如何使用python-docx将复选框表单插入.docx文件? [英] How can I insert a checkbox form into a .docx file using python-docx?

查看:44
本文介绍了如何使用python-docx将复选框表单插入.docx文件?的处理方法,对大家解决问题具有一定的参考价值,需要的朋友们下面随着小编来一起学习吧!

问题描述

我一直在使用python来实现自定义解析器,并使用该解析数据来格式化要在内部分发的word文档.到目前为止,所有格式都非常简单明了,但是我完全对如何在单个表格单元格中插入复选框感到困惑.

I've been using python to implement a custom parser and use that parsed data to format a word document to be distributed internally. All of the formatting has been straightforward and easy so far but I'm completely stumped on how to insert a checkbox into individual table cells.

我尝试在python-docx中使用python对象函数(使用 get_or_add_tcPr()等),这会导致MS Word在尝试打开文件时引发以下错误,无法打开文件xxxx,因为内容有问题详细信息:文件已损坏,无法打开."

I've tried using the python object functions within python-docx (using get_or_add_tcPr(), etc.) which causes MS Word to throw the following error when I try to open the file, "The file xxxx cannot be opened because there are problems with the contents Details: The file is corrupt and cannot be opened".
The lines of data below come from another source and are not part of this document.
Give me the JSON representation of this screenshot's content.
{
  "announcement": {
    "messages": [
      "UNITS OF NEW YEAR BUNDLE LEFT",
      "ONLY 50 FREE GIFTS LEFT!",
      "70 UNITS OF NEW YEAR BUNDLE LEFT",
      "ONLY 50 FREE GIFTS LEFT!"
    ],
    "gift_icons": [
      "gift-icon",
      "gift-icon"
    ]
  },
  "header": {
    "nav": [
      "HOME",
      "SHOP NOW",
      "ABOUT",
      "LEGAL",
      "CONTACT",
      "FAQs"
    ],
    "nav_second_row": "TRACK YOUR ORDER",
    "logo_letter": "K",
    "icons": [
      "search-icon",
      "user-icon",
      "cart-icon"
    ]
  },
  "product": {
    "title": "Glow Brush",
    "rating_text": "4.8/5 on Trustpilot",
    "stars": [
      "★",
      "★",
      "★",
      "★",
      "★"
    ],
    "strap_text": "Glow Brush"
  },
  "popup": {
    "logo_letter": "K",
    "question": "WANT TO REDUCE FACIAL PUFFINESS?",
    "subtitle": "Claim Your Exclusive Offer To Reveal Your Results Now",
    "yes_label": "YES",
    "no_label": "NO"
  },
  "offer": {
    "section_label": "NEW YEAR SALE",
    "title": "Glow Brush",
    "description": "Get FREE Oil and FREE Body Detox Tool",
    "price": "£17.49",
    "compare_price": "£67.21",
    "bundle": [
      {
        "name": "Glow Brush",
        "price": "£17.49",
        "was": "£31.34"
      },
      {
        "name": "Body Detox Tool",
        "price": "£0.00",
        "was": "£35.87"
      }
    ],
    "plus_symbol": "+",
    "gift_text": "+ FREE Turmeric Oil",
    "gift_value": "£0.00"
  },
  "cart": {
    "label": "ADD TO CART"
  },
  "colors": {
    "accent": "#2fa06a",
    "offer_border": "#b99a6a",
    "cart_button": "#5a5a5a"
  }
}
经过一段时间的努力,我转向了第二种方法,该方法涉及为输出文档操作word/document.xml文件.我已经检索到我认为是保存为 replacementXML 的复选框的正确xml,并将填充文本插入到单元格中,以用作可以被搜索和替换的标签, searchXML .以下内容似乎在Linux(Fedora 25)环境中使用python运行,但是当我尝试打开文档时word文档显示相同的错误,但是这次文档是可恢复的,并恢复为填充文本.我已经能够将其与手工制作的文档一起使用,并使用一个空的表格单元格,因此,我相信这应该是可能的.注意:我在 searchXML 变量中包含了表格单元的整个xml元素,但是我尝试使用正则表达式并缩短字符串.我不仅仅使用精确匹配,因为我知道这可能会因单元而异.

After struggling with this for a while I moved to a second approach involving manipulating the word/document.xml file for the output doc. I've retrieved what I believe to be the correct xml for a checkbox saved as replacementXML and have inserted filler text into the cells to act as a tag that can be searched and replaced, searchXML. The following seems to run using python in a linux (Fedora 25) environment but the word document displays the same errors when I try to open the document, however this time the document is recoverable and reverts back to the filler text. I've been able to get this to work with a manually made document and using an empty table cell, so I believe that this should be possible. NOTE: I've included the whole xml element for the table cell in the searchXML variable, but I've tried using regular expressions and shortening the string. Not just using an exact match as I know this could differ cell to cell.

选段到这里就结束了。